对AI炒股感兴趣的小伙伴可加WX:caihaihua057200(备注:学校/公司+名字+方向)
另外我还有些AI的应用可以一起研究(我一直开源代码)
1、引言
在这期内容中,我们回到AI预测股票,转而探索人工智能技术如何应用于另一个有趣的领域:预测A股大盘。
2、AI与股票的关系
在股票预测中,AI充当着数据分析和模式识别的角色。虽然无法确保百分之百准确的结果,但它为增加预测的洞察力和理解提供了全新的途径。
3、数据收集与处理(akshare爬实时上证指数)
import akshare as ak
import numpy as np
import pandas as pd
from pandas.tseries.offsets import CustomBusinessDay
from datetime import datetime
import xgboost as xgb
df = ak.stock_zh_index_daily_em(symbol='sh000001')
数据预处理:时间特征转换及时间特征结合K线特征
today = datetime.today()
date_str = today.strftime("%Y%m%d")
base = int(datetime.strptime(date_str, "%Y%m%d").timestamp())
change1 = lambda x: (int(datetime.strptime(x, "%Y%m%d").timestamp()) - base) / 86400
change2 = lambda x: (datetime.strptime(str(x), "%Y%m%d")).day
change3 = lambda x: datetime.strptime(str(x), "%Y%m%d").weekday()
df['date'] = df['date'].str.replace('-', '')
X = df['date'].apply(lambda x: change1(x)).values.reshape(-1, 1)
X_month_day = df['date'].apply(lambda x: change2(x)).values.reshape(-1, 1)
X_week_day = df['date'].apply(lambda x: change3(x)).values.reshape(-1, 1)
XX = np.concatenate((X, X_week_day, X_month_day), axis=1)[29:]
FT = np.array(df.drop(columns=['date']))
min_vals = np.min(FT, axis=0)
max_vals = np.max(FT, axis=0)
FT = (FT - min_vals) / (max_vals - min_vals)
window_size = 30
num_rows, num_columns = FT.shape
new_num_rows = num_rows - window_size + 1
result1 = np.empty((new_num_rows, num_columns))
for i in range(new_num_rows):
window = FT[i: i + window_size]
window_mean = np.mean(window, axis=0)
result1[i] = window_mean
result2 = np.empty((new_num_rows, num_columns))
for i in range(new_num_rows):
window = FT[i: i + window_size]
window_mean = np.max(window, axis=0)
result2[i] = window_mean
result3 = np.empty((new_num_rows, num_columns))
for i in range(new_num_rows):
window = FT[i: i + window_size]
window_mean = np.min(window, axis=0)
result3[i] = window_mean
result4 = np.empty((new_num_rows, num_columns))

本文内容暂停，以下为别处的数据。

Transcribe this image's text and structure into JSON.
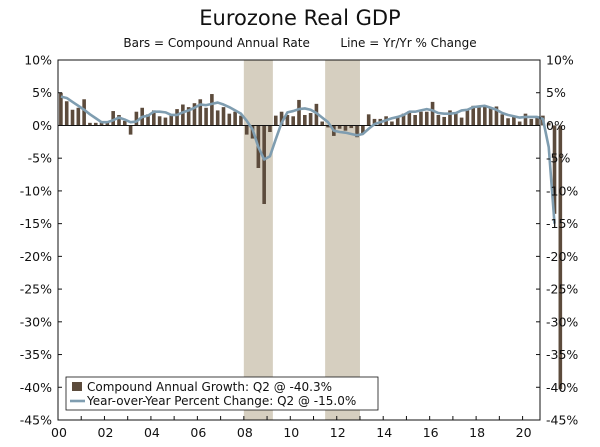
{
  "chart_data": {
    "type": "bar+line",
    "title": "Eurozone Real GDP",
    "subtitle": {
      "left": "Bars = Compound Annual Rate",
      "right": "Line = Yr/Yr % Change"
    },
    "ylim": [
      -45,
      10
    ],
    "y_ticks": [
      "10%",
      "5%",
      "0%",
      "-5%",
      "-10%",
      "-15%",
      "-20%",
      "-25%",
      "-30%",
      "-35%",
      "-40%",
      "-45%"
    ],
    "y_tick_values": [
      10,
      5,
      0,
      -5,
      -10,
      -15,
      -20,
      -25,
      -30,
      -35,
      -40,
      -45
    ],
    "x_tick_labels": [
      "00",
      "02",
      "04",
      "06",
      "08",
      "10",
      "12",
      "14",
      "16",
      "18",
      "20"
    ],
    "x_tick_years": [
      2000,
      2002,
      2004,
      2006,
      2008,
      2010,
      2012,
      2014,
      2016,
      2018,
      2020
    ],
    "x_start_year": 2000,
    "x_end_year": 2020.75,
    "recessions": [
      [
        2008.0,
        2009.25
      ],
      [
        2011.5,
        2013.0
      ]
    ],
    "series": [
      {
        "name": "Compound Annual Growth: Q2 @ -40.3%",
        "kind": "bar",
        "color": "#5c4b3c",
        "quarters_from": "2000Q1",
        "values": [
          5.0,
          3.7,
          2.4,
          2.7,
          4.0,
          0.4,
          0.4,
          0.5,
          0.6,
          2.2,
          1.6,
          0.7,
          -1.4,
          2.1,
          2.7,
          1.7,
          2.3,
          1.4,
          1.2,
          1.6,
          2.5,
          3.2,
          2.8,
          3.4,
          4.0,
          2.7,
          4.8,
          2.3,
          2.8,
          1.8,
          2.1,
          1.5,
          -1.4,
          -2.0,
          -6.5,
          -12.0,
          -1.0,
          1.5,
          2.1,
          1.6,
          1.4,
          3.9,
          1.6,
          1.9,
          3.3,
          0.6,
          -0.3,
          -1.6,
          -0.5,
          -0.8,
          -0.4,
          -1.8,
          -1.2,
          1.7,
          1.0,
          1.0,
          1.4,
          0.6,
          1.3,
          1.8,
          2.2,
          1.6,
          2.1,
          2.1,
          3.6,
          1.6,
          1.3,
          2.3,
          2.0,
          1.2,
          2.3,
          3.0,
          2.8,
          2.9,
          2.7,
          2.9,
          1.7,
          1.1,
          1.4,
          0.6,
          1.8,
          1.0,
          1.4,
          1.5,
          0.4,
          -13.5,
          -40.3
        ],
        "line_values": [
          4.4,
          4.2,
          3.6,
          3.0,
          2.4,
          1.7,
          1.1,
          0.5,
          0.5,
          0.8,
          1.2,
          0.9,
          0.5,
          0.6,
          1.3,
          1.5,
          2.1,
          2.1,
          2.0,
          1.6,
          1.6,
          2.0,
          2.3,
          2.7,
          3.2,
          3.1,
          3.3,
          3.5,
          3.2,
          2.8,
          2.3,
          1.8,
          0.7,
          -0.6,
          -3.3,
          -5.2,
          -4.7,
          -2.1,
          0.4,
          2.0,
          2.2,
          2.5,
          2.6,
          2.4,
          1.9,
          1.2,
          0.5,
          -0.8,
          -1.0,
          -1.1,
          -1.3,
          -1.5,
          -1.3,
          -0.5,
          0.2,
          0.5,
          0.8,
          1.1,
          1.3,
          1.6,
          2.1,
          2.1,
          2.3,
          2.5,
          2.3,
          1.9,
          1.8,
          1.8,
          1.9,
          2.3,
          2.4,
          2.8,
          2.9,
          3.0,
          2.7,
          2.4,
          1.9,
          1.6,
          1.4,
          1.2,
          1.3,
          1.3,
          1.3,
          1.0,
          -3.3,
          -15.0
        ]
      }
    ],
    "legend": [
      {
        "label": "Compound Annual Growth: Q2 @ -40.3%",
        "kind": "bar",
        "color": "#5c4b3c"
      },
      {
        "label": "Year-over-Year Percent Change: Q2 @ -15.0%",
        "kind": "line",
        "color": "#7f9db0"
      }
    ],
    "recession_color": "#d6cfc0",
    "line_color": "#7f9db0",
    "bar_color": "#5c4b3c"
  }
}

for i in range(new_num_rows):
window = FT[i: i + window_size]
window_mean = np.std(window, axis=0)
result4[i] = window_mean
result_list = [result1, result2, result3, result4]
result = np.hstack(result_list)
XX = np.concatenate((XX, result), axis=1)
4、预测模型(XGboots)
y1 = df['open'][29:]
y2 = df['close'][29:]
y3 = df['high'][29:]
y4 = df['low'][29:]
models1 = xgb.XGBRegressor()
models2 = xgb.XGBRegressor()
models3 = xgb.XGBRegressor()
models4 = xgb.XGBRegressor()
models1.fit(XX, y1)
models2.fit(XX, y2)
models3.fit(XX, y3)
models4.fit(XX, y4)
5、应用及画图
start_date = pd.to_datetime(today)
bday_cn = CustomBusinessDay(weekmask='Mon Tue Wed Thu Fri')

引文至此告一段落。